CONCLUSIONS AND RECOMMENDATIONS
In conclusion, using fractal geometry provides a quantitative and objective tool for diagnosing the condition of damaged concrete structures, thus aiding in the assessment of maintenance and reinforcement requirements. Furthermore, combining image processing and fractional analysis constitutes an effective method for evaluating damaged buildings without the need for destructive testing. The consistency of shape across scales in all studied images indicates that the crack shape is fractional. The study demonstrated the agreement of the proposed fractal body with the results obtained from multi-scale box counting tests in terms of the shape of the formed crack and its indices.

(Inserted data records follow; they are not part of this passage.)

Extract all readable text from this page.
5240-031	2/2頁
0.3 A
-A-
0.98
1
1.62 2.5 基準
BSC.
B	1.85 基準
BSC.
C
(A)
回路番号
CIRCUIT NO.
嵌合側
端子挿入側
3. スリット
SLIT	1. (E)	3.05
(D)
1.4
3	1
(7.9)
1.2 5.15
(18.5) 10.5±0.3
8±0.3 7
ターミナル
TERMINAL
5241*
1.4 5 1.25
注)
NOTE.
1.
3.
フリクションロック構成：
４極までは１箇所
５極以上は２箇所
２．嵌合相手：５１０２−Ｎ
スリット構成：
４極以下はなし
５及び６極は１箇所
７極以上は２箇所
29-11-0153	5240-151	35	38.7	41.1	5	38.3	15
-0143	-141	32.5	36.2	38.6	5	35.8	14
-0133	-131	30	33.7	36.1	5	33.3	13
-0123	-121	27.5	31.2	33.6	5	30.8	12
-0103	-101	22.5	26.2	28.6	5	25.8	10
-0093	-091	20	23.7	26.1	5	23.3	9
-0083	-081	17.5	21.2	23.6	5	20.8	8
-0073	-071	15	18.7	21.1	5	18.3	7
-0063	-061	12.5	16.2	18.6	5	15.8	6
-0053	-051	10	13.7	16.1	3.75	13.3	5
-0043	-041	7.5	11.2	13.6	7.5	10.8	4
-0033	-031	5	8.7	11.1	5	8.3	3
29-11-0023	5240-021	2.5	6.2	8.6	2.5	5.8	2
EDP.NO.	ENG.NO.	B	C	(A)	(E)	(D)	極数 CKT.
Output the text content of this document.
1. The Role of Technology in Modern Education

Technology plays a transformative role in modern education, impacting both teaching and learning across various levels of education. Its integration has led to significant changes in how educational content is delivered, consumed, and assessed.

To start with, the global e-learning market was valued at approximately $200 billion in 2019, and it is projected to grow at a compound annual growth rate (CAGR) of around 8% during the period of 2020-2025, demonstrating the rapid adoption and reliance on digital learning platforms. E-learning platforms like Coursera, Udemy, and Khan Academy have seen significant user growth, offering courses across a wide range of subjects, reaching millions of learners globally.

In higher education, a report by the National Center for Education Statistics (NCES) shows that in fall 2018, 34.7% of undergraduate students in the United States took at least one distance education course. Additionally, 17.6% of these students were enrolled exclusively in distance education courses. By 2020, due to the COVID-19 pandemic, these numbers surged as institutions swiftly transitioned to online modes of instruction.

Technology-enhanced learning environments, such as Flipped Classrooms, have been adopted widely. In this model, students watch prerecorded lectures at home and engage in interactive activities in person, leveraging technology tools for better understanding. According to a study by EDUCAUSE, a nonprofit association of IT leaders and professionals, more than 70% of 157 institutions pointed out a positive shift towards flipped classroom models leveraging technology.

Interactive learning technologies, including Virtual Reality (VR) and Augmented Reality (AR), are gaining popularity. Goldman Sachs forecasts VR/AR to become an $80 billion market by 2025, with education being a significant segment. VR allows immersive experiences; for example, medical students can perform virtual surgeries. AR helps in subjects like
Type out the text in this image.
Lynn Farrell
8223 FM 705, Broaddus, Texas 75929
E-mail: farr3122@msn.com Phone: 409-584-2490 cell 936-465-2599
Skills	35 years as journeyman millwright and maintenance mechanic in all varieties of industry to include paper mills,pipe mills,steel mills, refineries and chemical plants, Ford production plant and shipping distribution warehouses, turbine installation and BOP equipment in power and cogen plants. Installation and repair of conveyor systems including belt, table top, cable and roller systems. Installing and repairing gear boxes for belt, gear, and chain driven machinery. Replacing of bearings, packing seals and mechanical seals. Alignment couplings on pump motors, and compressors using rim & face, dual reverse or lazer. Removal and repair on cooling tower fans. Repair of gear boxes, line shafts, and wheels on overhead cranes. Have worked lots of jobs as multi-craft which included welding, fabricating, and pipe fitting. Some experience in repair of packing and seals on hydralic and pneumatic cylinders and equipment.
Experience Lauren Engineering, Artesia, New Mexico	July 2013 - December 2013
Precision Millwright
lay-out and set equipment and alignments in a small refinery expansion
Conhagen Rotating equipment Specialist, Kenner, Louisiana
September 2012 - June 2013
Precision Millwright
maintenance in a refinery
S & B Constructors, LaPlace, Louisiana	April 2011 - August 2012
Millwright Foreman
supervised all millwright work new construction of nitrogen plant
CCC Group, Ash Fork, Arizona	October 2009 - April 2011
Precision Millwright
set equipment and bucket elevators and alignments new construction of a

Therefore, a single cracking indicator is insufficient; the more indicators studied, the more accurate the early prediction of structural element failure or maintenance needs. This study demonstrated the effectiveness of analyzing multiple indicators based on a fractal model. The structural element itself plays a crucial role in the risk of cracking. Load-bearing elements (columns, slabs) are more impactful because any loss of their strength directly affects the building’s overall load-bearing capacity and corrosion. It is recommended to expand the database by applying the methodology to a larger number of images and a variety of structures (bridges, columns, slabs) to generalize the results. Multiscale analysis can also be applied instead of singular fractal dimension to obtain a more accurate characterization of the crack network, in addition to select different fractal structures that closely resemble cracks for use in an early warning system for building and bridge maintenance, and to increase the number of indicators studied for crack characterization.